BY GLENN BILLINGHAM
Season 1994/95. Blackburn Rovers were crowned Premiership champions, Everton won the FA Cup and Eric Cantona went kung-fu crazy. However, slipping quietly away from the mainstream headlines, a certain one hundred and twenty minutes of football between two mid-table sides encapsulated all the wonderful and rose-tinted quirks of nineties football.
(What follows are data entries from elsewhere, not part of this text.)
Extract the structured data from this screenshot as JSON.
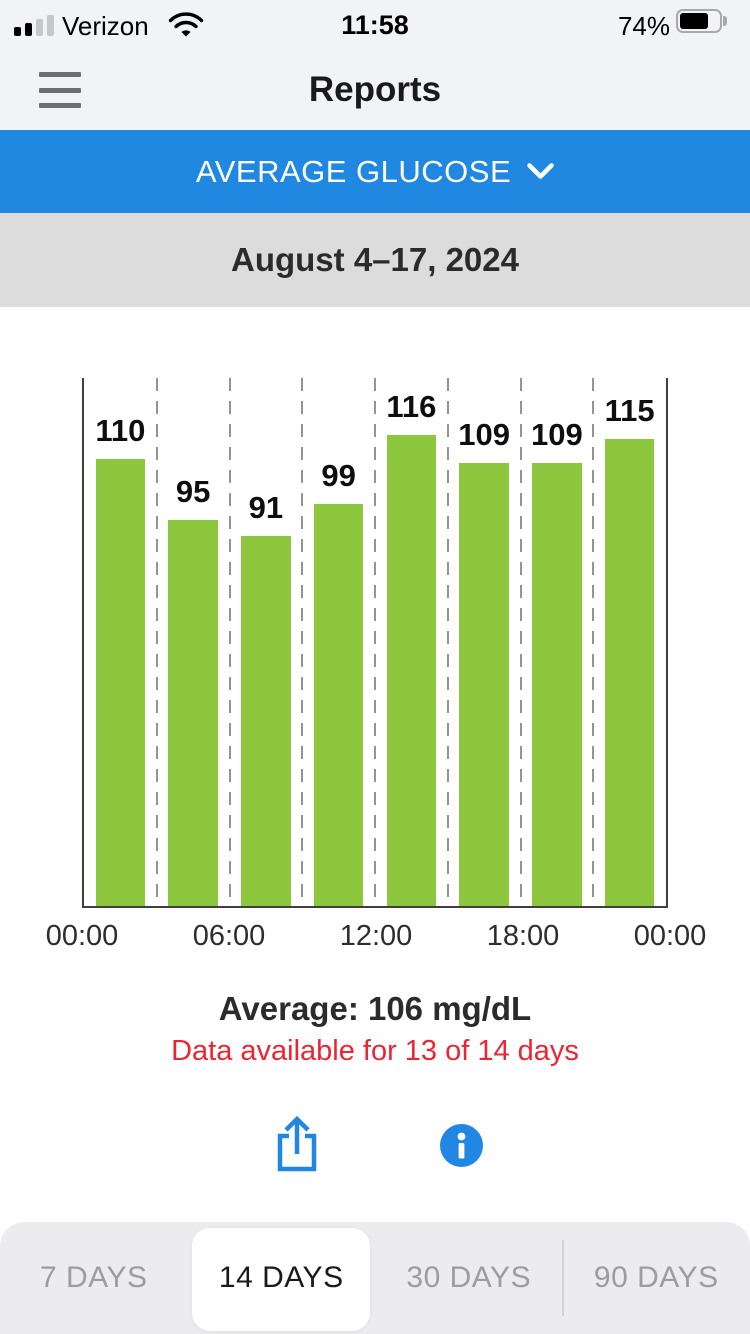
{
  "status_bar": {
    "carrier": "Verizon",
    "time": "11:58",
    "battery_percent": "74%",
    "battery_level": 74
  },
  "header": {
    "title": "Reports"
  },
  "report_selector": {
    "label": "AVERAGE GLUCOSE"
  },
  "date_range": {
    "label": "August 4–17, 2024"
  },
  "chart_data": {
    "type": "bar",
    "title": "Average glucose by 3-hour period of day",
    "categories": [
      "00:00–03:00",
      "03:00–06:00",
      "06:00–09:00",
      "09:00–12:00",
      "12:00–15:00",
      "15:00–18:00",
      "18:00–21:00",
      "21:00–00:00"
    ],
    "values": [
      110,
      95,
      91,
      99,
      116,
      109,
      109,
      115
    ],
    "unit": "mg/dL",
    "x_tick_labels": [
      "00:00",
      "06:00",
      "12:00",
      "18:00",
      "00:00"
    ],
    "xlabel": "",
    "ylabel": "",
    "ylim": [
      0,
      130
    ],
    "grid": "dashed vertical gridlines every 3 hours",
    "bar_color": "#8dc73e"
  },
  "summary": {
    "average_label": "Average: 106 mg/dL",
    "availability_label": "Data available for 13 of 14 days"
  },
  "tabs": {
    "items": [
      {
        "label": "7 DAYS",
        "selected": false
      },
      {
        "label": "14 DAYS",
        "selected": true
      },
      {
        "label": "30 DAYS",
        "selected": false
      },
      {
        "label": "90 DAYS",
        "selected": false
      }
    ]
  },
  "colors": {
    "accent_blue": "#2088e0",
    "bar_green": "#8dc73e",
    "alert_red": "#ed2533",
    "chrome_gray": "#f2f3f5",
    "date_bar_gray": "#dcdcdd",
    "tab_bar_gray": "#ececee"
  }
}
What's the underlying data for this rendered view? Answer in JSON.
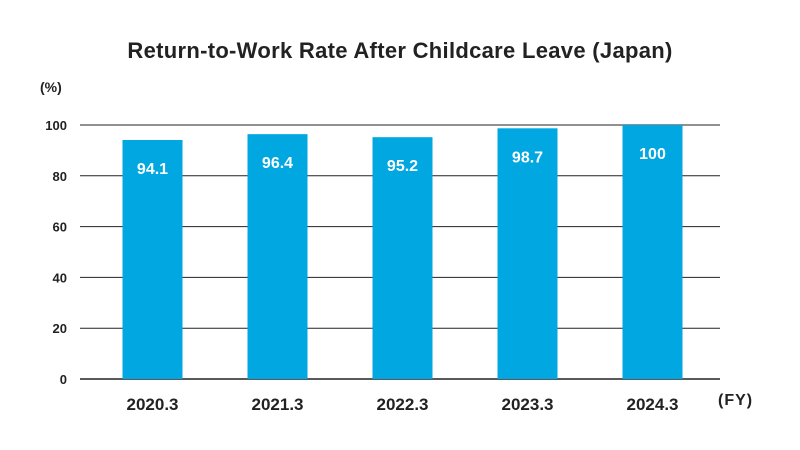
{
  "chart_data": {
    "type": "bar",
    "title": "Return-to-Work Rate After Childcare Leave (Japan)",
    "ylabel": "(%)",
    "xlabel": "(FY)",
    "categories": [
      "2020.3",
      "2021.3",
      "2022.3",
      "2023.3",
      "2024.3"
    ],
    "values": [
      94.1,
      96.4,
      95.2,
      98.7,
      100
    ],
    "data_labels": [
      "94.1",
      "96.4",
      "95.2",
      "98.7",
      "100"
    ],
    "yticks": [
      0,
      20,
      40,
      60,
      80,
      100
    ],
    "ylim": [
      0,
      100
    ],
    "grid": true,
    "bar_color": "#00a7e1",
    "grid_color": "#222222"
  }
}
Ossie Ardilles brought Rosenthal to White Hart Lane in January 1994, but much like his successor, Gerry Francis, didn’t often feature Ronny in the starting eleven. A year later, Ronny had further competition as Spurs fans were enjoying the fruits of homegrown talent and a sprinkling of 1994 World Cup stars. Jurgen Klinsmann, George Popescu and Ilie Dumitrescu were combining well with Teddy Sherringham, a curiously injury-free Darren Anderton and the effervescence of Nick Barmby. Behind them lay a curious marriage of promising youth and patchy experience. Spurs regularly started a young Sol Campbell alongside an ageing Gary Mabbutt in central defence and relied upon names such as Micky Hazard and David Howells in midfield.
1994/95 saw Southampton do the league double over Spurs. However, an almost equally high-scoring 4-3 victory at The Dell and a 2-1 win at White Hart Lane didn’t place them as favourites to progress. With a spine of Bruce Grobbelaar, Ken Monkou, Jim Magilton and Matt Le Tissier, Southampton could flicker between deserving labels of ‘world beaters’ and ‘pub team’ within minutes. Having held Tottenham to a 1-1 draw at White Hart Lane, there were more than faint hopes of a cup upset.
Live on Sky Sports, the replay became one to miss bedtime for. Southampton, playing true to the weight and influence of an expectant Dell, took their chances in an open first half. Goals from Neil Shipperley and, inevitably, Matt Le Tissier, provided a comfortable two-goal cushion at the break. However, during the break, Gerry Francis hauled off Stuart Nethercott and flung on Ronny Rosenthal. The decision proved decisive.
After little over ten minutes of the second half, Rosenthal hit two in two minutes to level the match. His first, a sweeping finish at the near post and his second an opportunistic twenty-five yard strike which beat Grobbelaar at his near post. The joyful smile, which burst on to even his own face, couldn’t hide the mix of joy and surprise that Rosenthal of all people had bagged a brace. As the remaining half an hour played out, Le Tissier had a screamer or two athletically spurned by Ian Walker, and Sheringham and Anderton missed chances for the away side. Rosenthal completed his hat-trick in blistering fashion in extra-time. From thirty yards plus, he let fly with his left foot and gave Grobbelaar no chance. Defeated and deflated, Southampton caved in and conceded a fourth, fifth and sixth to a Sheringham, Barmby and Anderton.
Tottenham went on to dispatch Liverpool in the quarter-finals, but lost out to Everton in the semis. Daniel Amokachi providing a couple of killer blows in a 4-1 reverse.
As for the ‘Hebrew Hitman’, he eventually left Tottenham in the summer of 1997. Watford and Divison Two his destination, where he stood out as a true class act, scored the goal of the season in a promotion winning campaign and retired aged thirty-five.